Contract negotiations are on hold for the general election at the time of our interview.

Although a lot of medical students are well-exposed to general practice during their studies, Dr Tooth says it’s important to ‘optimise the experience they receive’ to ensure more go on to choose it as a career. Extra funding needs to be set aside for this purpose, she says.

She also suggests dangling ‘bigger carrots’ to tempt students into general practice.

‘Everyone always talks about incentivising certain specialties, and general practice is currently in a crisis. That decision is not down to me, but it’s about whether that’s something that needs to be addressed.’
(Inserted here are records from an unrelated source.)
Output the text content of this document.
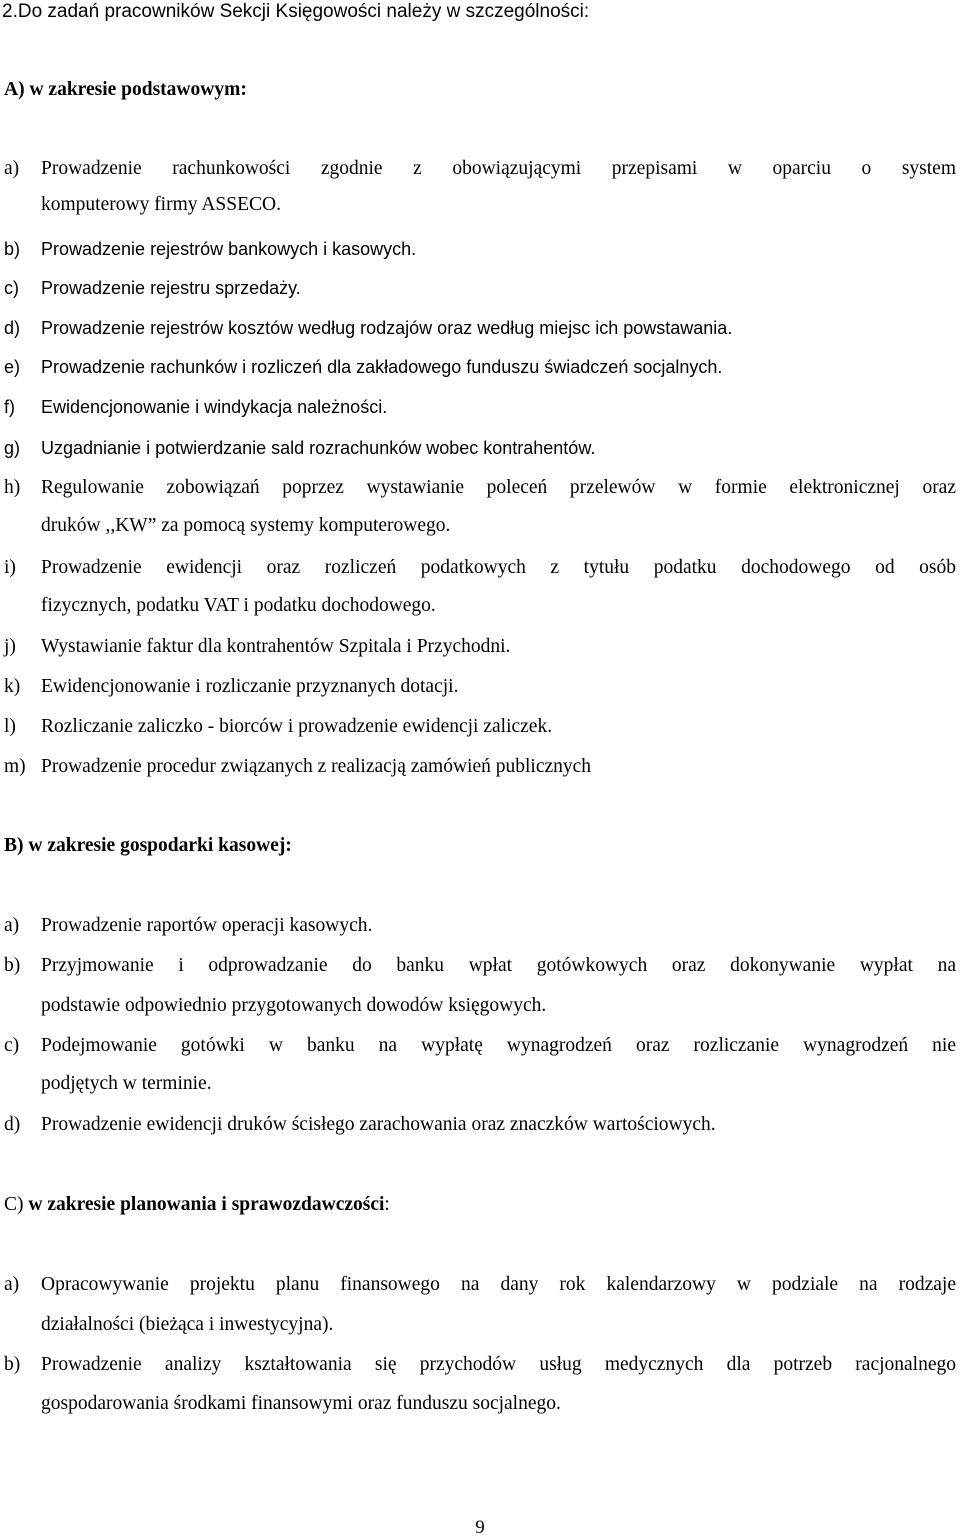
2.Do zadań pracowników Sekcji Księgowości należy w szczególności:
A) w zakresie podstawowym:
a) Prowadzenie rachunkowości zgodnie z obowiązującymi przepisami w oparciu o system
komputerowy firmy ASSECO.
b) Prowadzenie rejestrów bankowych i kasowych.
c) Prowadzenie rejestru sprzedaży.
d) Prowadzenie rejestrów kosztów według rodzajów oraz według miejsc ich powstawania.
e) Prowadzenie rachunków i rozliczeń dla zakładowego funduszu świadczeń socjalnych.
f) Ewidencjonowanie i windykacja należności.
g) Uzgadnianie i potwierdzanie sald rozrachunków wobec kontrahentów.
h) Regulowanie zobowiązań poprzez wystawianie poleceń przelewów w formie elektronicznej oraz
druków ,,KW” za pomocą systemy komputerowego.
i) Prowadzenie ewidencji oraz rozliczeń podatkowych z tytułu podatku dochodowego od osób
fizycznych, podatku VAT i podatku dochodowego.
j) Wystawianie faktur dla kontrahentów Szpitala i Przychodni.
k) Ewidencjonowanie i rozliczanie przyznanych dotacji.
l) Rozliczanie zaliczko - biorców i prowadzenie ewidencji zaliczek.
m) Prowadzenie procedur związanych z realizacją zamówień publicznych
B) w zakresie gospodarki kasowej:
a) Prowadzenie raportów operacji kasowych.
b) Przyjmowanie i odprowadzanie do banku wpłat gotówkowych oraz dokonywanie wypłat na
podstawie odpowiednio przygotowanych dowodów księgowych.
c) Podejmowanie gotówki w banku na wypłatę wynagrodzeń oraz rozliczanie wynagrodzeń nie
podjętych w terminie.
d) Prowadzenie ewidencji druków ścisłego zarachowania oraz znaczków wartościowych.
C) w zakresie planowania i sprawozdawczości:
a) Opracowywanie projektu planu finansowego na dany rok kalendarzowy w podziale na rodzaje
działalności (bieżąca i inwestycyjna).
b) Prowadzenie analizy kształtowania się przychodów usług medycznych dla potrzeb racjonalnego
gospodarowania środkami finansowymi oraz funduszu socjalnego.
9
You cannot help but wonder whether Dr Tooth will one day be in a position to sway these decisions.

Her medical career has involved the BMA since day one of her student days – and this is not set to change once Dr Tooth dons the stethoscope for real.

‘This is the crux of where it all lies: being involved in the BMA; trying to get the best for colleagues in the profession; hearing what problems need sorting,’ she says.

‘I anticipate that I will always be involved with the BMA in some way, whether that’s a local thing with the LMCs, or at a national level.

‘For me, that’s where the important discussions are had that will affect general practice and therefore the care we provide to patients.’